当家では、そうした貴族家の次女や三女を出来るだけ多く雇い入れて助けてきました。それでも当家だけでは限界がある。だから、出来るだけ早く一人前にして巣立ってもらい、新たな子女を受け入れる、これを繰り返してきたのよ」
執事のジェームズが前に出る。
「お嬢様、ご発言のお許しを」
「ええ」
ジェームズが、諭すようにコーネリアに言った。
「毎朝、多くの手紙がお嬢様宛に届きます。それらは当家から巣立った侍女たちからの感謝の手紙です。

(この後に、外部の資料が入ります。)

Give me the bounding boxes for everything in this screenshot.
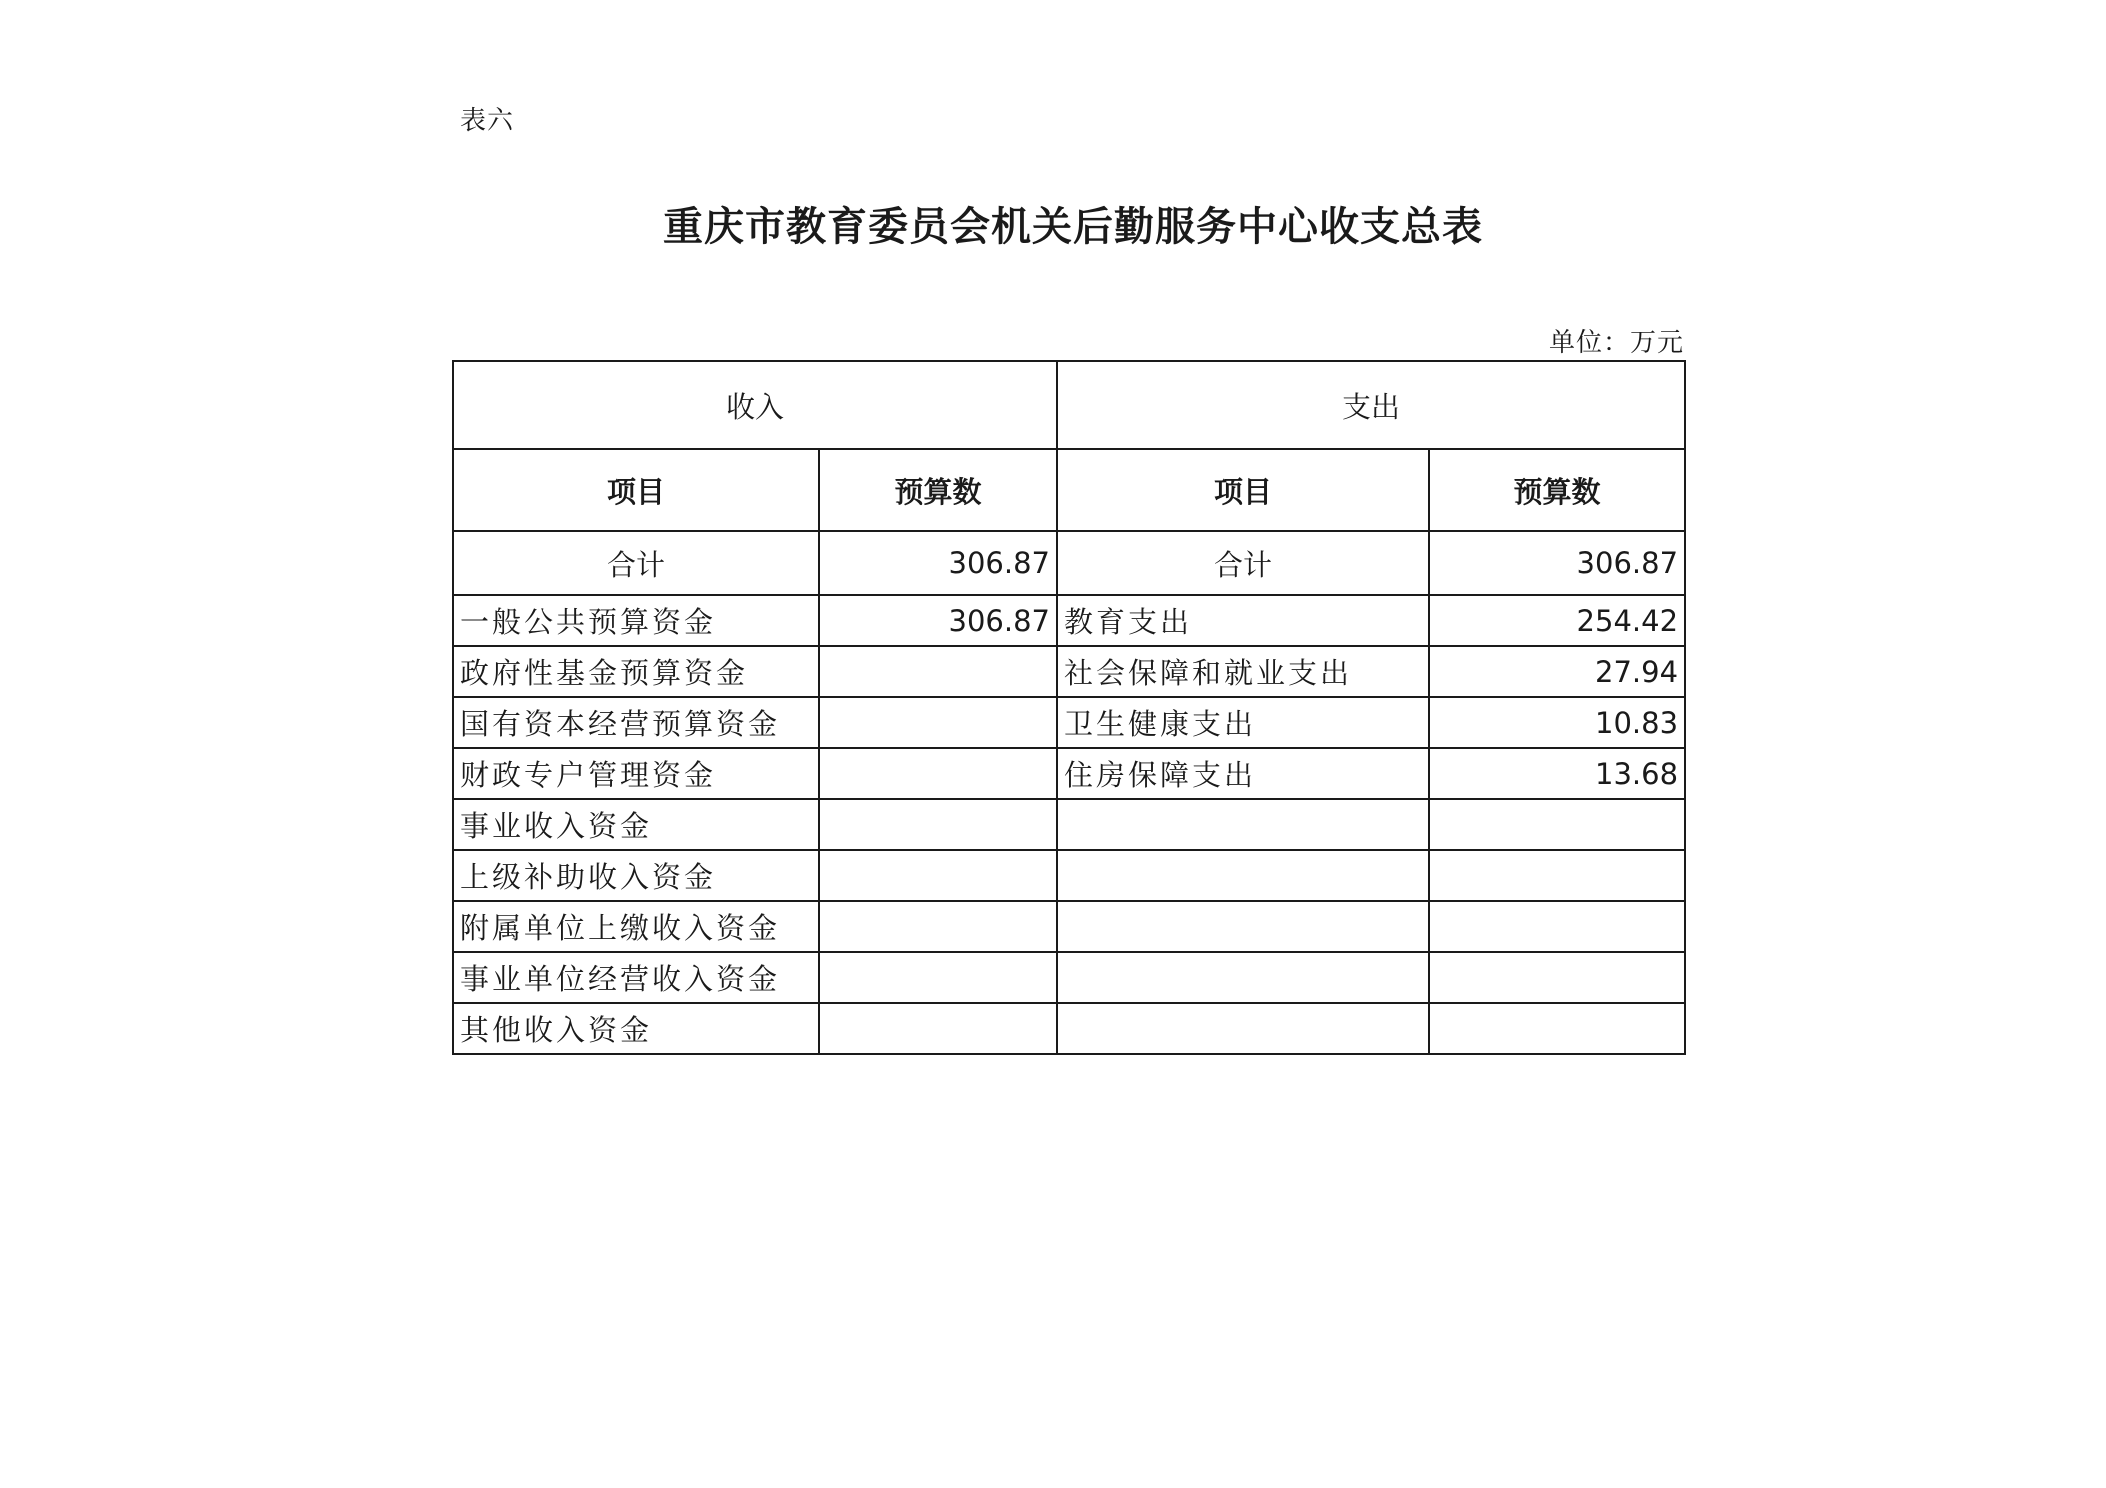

貴族子女といえども、下級貴族で侍女として働く者には家紋入りの蝋印は押せない。家から持ち出せないからです。だから紋章なしの蝋印でお嬢様に届くのです。それらのお手紙をお嬢様は一つひとつ丁寧にお読みになり、また同様に丁寧なご返信をなさいます。あなた以外の侍女は、みな、このことを知っています。
あなたは子爵家の出身だからと、男爵家出身の侍女を見下していましたね。あなたがそのような態度を取るから、他の侍女と交流が持てなかったのです」
コーネリアは崩れ落ちて泣いた。それでもエリザベートは最も大切で、きつい一言をいう。
「あなたは私が婚約破棄されたと聞いた時、したり顔をしました。はっきり表情に出ていたわ。主を嘲笑する。これは侍女として最も慎むべき行為です。
なんとかあなたを一人前の侍女にしようと思っていましたが、あなたは侍女には向かない。ダフィー子爵を呼んでいます。実家にお帰りなさい」
驚いて顔を上げたコーネリアに、表門から一人の男性が入ってきた。ダフィー子爵領は国の南端だ。遠方からエリザベートに呼ばれた子爵は長旅の疲れが顔に出ていた。
「お、お父様」
「コーネリア、帰ろう」
「ご、ごめんなさい。ごめんなさい、お父様」
子爵はエリザベートに深く礼を取ると、娘を抱きかかえるようにして馬車に向かって歩いていった。